During her student internship, Seiwald helped crews place steel reinforcement in the Ross Shaft. When asked what she remembered most about the experience, she recalls the legacy Homestake workers who imparted decades of wisdom and learning in work underground.

“Anytime you talk to somebody whose whole life has been in the career that you're in, you always learn something. At SURF I was surrounded by a crew of professionals who have been doing work in this place for years, sometimes following their fathers and grandfathers. It was just such a privilege to be immersed in that wealth of knowledge,” Seiwald said.

Stories like this are repeated, again and again at SURF. The current series of articles on the top-down maintenance of the Yates Shaft include more examples of the value past Homestake workers bring to SURF operations today.

SURF Infrastructure Technician Jake Mack is on one of the crew’s replacing timbers in the Yates Shaft. He was quoted in this recent article by Juliet Winger highlighting the crews who are completing the monumental effort to overhaul the timber structure.

Mack gives credit to the voices of experience who helped inform the complex work of replacing timbers. “We were really lucky that some of the old timers were still here. Charlie Roth did timber back in Homestake [Mining Company] and for RCS Construction when they started rebuilding.”

“Charlie was an integral part of getting started on the timbers,” adds Yates Shaft Foreman Ashana Baumberger, “I think he’d been here for 40 years when he retired. I worked with him for five years, and I learned a lot from Charlie, and then once he was just about to retire, we started doing timber.

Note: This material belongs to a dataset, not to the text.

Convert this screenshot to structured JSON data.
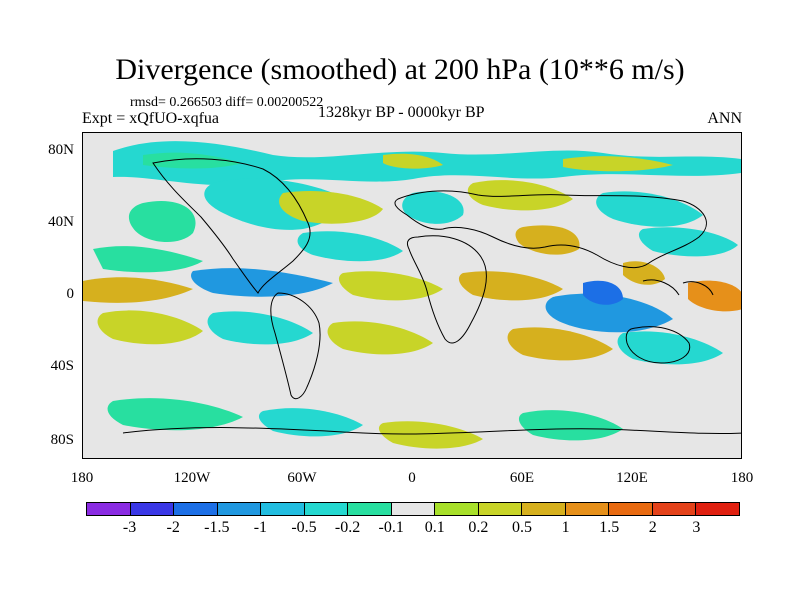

Going down and showing us how to do it – that was big.”

Generations underground

SDSTA also includes several employees whose parents, grandparents and great grandparents worked at Homestake. The generational connections to this place hold real meaning for those like Derek Lucero, who started working at SURF 14 years ago, following in the footsteps of his grandfather.

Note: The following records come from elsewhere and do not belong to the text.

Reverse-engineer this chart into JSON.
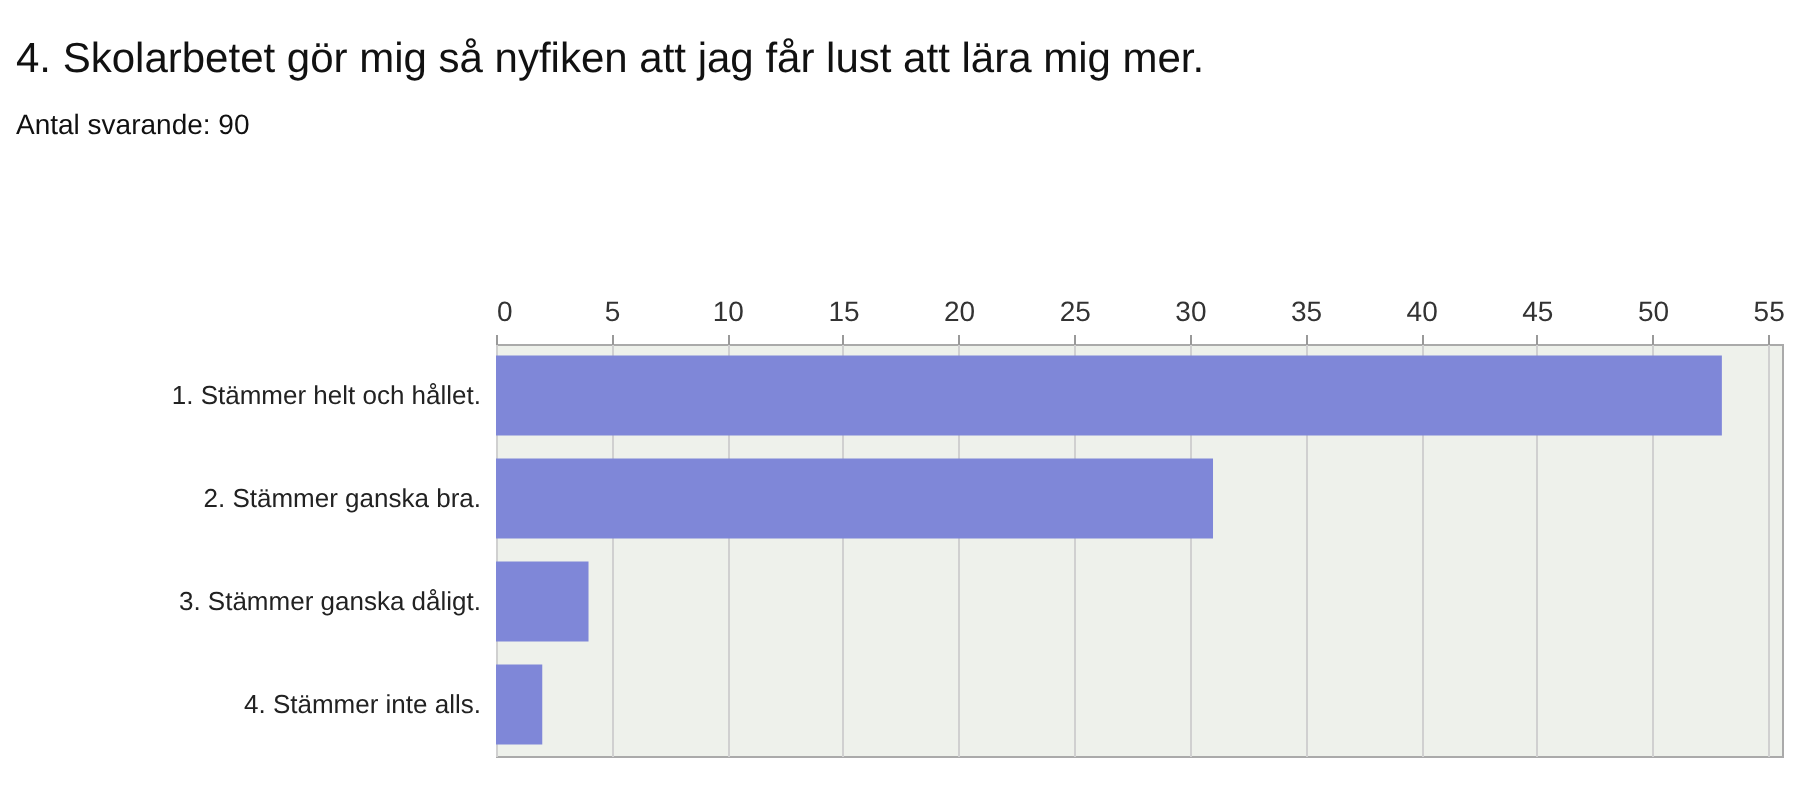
{
  "chart_data": {
    "type": "bar",
    "orientation": "horizontal",
    "title": "4. Skolarbetet gör mig så nyfiken att jag får lust att lära mig mer.",
    "subtitle": "Antal svarande: 90",
    "categories": [
      "1. Stämmer helt och hållet.",
      "2. Stämmer ganska bra.",
      "3. Stämmer ganska dåligt.",
      "4. Stämmer inte alls."
    ],
    "values": [
      53,
      31,
      4,
      2
    ],
    "color": "#7f87d8",
    "xlim": [
      0,
      55.6
    ],
    "xticks": [
      0,
      5,
      10,
      15,
      20,
      25,
      30,
      35,
      40,
      45,
      50,
      55
    ],
    "grid": "x"
  }
}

“My grandpa, Ernie Moser, worked at Homestake as an electrical boss. I am told he was one of the few people who has actually climbed the ladder system in the Ross Shaft from the 5000L all the way to the surface,” says Lucero, who currently works as an Environment Safety and Health Training Specialist at SURF.

“My grandfather’s work included the task of lining the Ross shaft with electrical cables which helped to power the goldmine. Early in my career, I was involved in the rehabilitation effort of the Ross shaft and was tasked with removing all of the old cables and J-boxes that my grandfather helped to install. I even found a few places he had signed off on some of his work, which was a proud and unique experience.”

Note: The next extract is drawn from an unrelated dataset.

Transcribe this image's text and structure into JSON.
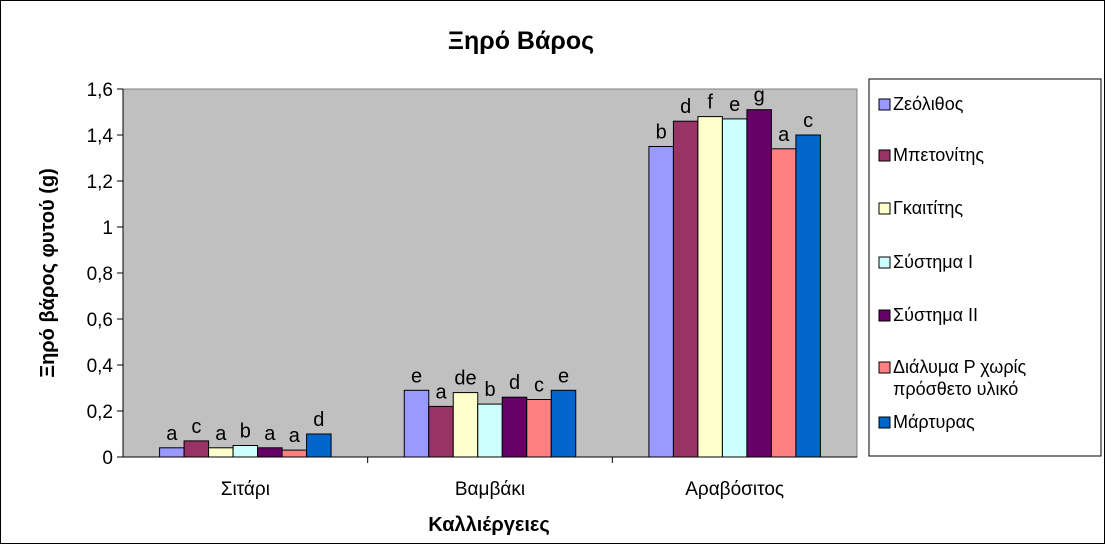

Another SURF staff member with generational ties to the facility is Yates Shaft Foreman Mike Mergen, he was also quoted in an article on the Yates Shaft overhaul.

“My grandpa, my dad’s dad, mined from the 4100L to the 4800L. This hole. It’s kind of cool when I’m down in that area working. I’m reworking what my grandpa probably did,” shares Mergen. “A lot of generations of people in my bloodline have been in this hole.”

The unique experiences that Mergen and others are developing at SURF today are also valuable for the future of this facility. The science experiments currently in place or under construction at SURF have future lifespans measured in decades, therefore it’s possible a few more generations could extend the legacy of those working at SURF today.

As the Deep Underground Neutrino Experiment comes online, more workers are needed in all aspects of the facility. A job fair, sponsored by SURF and Fermilab, is taking place at the Sanford Lab Homestake Visitor Center on April 16.